Regression tests should run when teams change:
- entity extraction prompts
- relationship extraction rules
- chunking strategy
- embedding model
- graph schema
- traversal rules
- ranking logic
- permission filters
- summary generation prompts
The goal is to catch quality regressions before they reach users.
Operational Monitoring
Production graph evaluation should include live monitoring.
Track signals such as:
- ingestion failures
- orphaned chunks
- entities with no evidence
- relationships with no source links
- stale summaries
- unusually large graph expansions
- retrieval latency
- citation failure rate
- user feedback on answer quality
These signals help detect graph quality problems before they become answer quality problems.
A Practical Evaluation Checklist
- Can the graph answer representative user questions?
- Are important entity types covered?
- Are important relationship types covered?
- Are entities deduplicated and correctly typed?
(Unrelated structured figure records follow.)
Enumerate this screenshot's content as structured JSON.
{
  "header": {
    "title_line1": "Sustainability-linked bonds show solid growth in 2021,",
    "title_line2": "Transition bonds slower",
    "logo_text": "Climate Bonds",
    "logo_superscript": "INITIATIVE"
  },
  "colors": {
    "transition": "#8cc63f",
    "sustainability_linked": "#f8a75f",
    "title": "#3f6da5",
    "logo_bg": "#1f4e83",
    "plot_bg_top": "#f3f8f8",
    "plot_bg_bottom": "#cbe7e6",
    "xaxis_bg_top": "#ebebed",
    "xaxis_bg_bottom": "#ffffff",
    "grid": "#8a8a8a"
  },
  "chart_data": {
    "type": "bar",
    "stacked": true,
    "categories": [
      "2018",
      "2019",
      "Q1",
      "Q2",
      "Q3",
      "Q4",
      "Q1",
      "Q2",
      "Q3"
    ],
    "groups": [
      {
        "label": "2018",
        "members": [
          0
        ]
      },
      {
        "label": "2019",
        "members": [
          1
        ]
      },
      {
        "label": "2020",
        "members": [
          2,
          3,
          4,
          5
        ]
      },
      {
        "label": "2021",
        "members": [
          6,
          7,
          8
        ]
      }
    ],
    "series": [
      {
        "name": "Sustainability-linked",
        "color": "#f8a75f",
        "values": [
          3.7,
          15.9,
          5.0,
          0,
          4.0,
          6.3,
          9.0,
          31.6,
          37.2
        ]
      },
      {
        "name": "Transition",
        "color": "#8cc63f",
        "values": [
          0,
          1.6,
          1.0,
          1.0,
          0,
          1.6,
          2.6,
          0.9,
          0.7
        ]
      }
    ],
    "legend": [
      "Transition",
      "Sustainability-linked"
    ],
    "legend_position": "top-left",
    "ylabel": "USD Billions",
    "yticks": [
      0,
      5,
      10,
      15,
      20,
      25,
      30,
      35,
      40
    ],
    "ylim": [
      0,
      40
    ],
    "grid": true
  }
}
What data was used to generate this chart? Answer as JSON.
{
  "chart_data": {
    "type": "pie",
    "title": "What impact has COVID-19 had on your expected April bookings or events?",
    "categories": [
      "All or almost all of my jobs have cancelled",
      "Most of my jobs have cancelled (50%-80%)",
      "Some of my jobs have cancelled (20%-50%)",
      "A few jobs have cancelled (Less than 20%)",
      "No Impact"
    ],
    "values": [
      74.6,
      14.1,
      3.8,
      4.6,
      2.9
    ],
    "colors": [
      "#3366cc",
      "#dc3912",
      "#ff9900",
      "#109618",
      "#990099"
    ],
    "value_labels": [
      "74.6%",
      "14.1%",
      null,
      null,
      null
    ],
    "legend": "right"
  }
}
- Are relationships directional and supported by evidence?
- Do graph facts link to exact source chunks?
- Are stale facts detected and handled?
- Does graph retrieval improve context recall?
- Does graph expansion add useful context without too much noise?
- Are generated answers faithful to retrieved evidence?
- Are permissions respected during retrieval and citation display?
- Are graph updates covered by regression tests?
Summary
Knowledge graph evaluation should measure coverage, accuracy, and freshness.
Coverage asks whether the graph contains the entities, relationships, and sources needed for real questions. Accuracy asks whether those facts are correct and supported. Freshness asks whether the graph still reflects current source data.
For GraphRAG and AI agents, the final test is whether the graph improves grounded answers: better retrieval, better citations, better relationship reasoning, and fewer unsupported claims.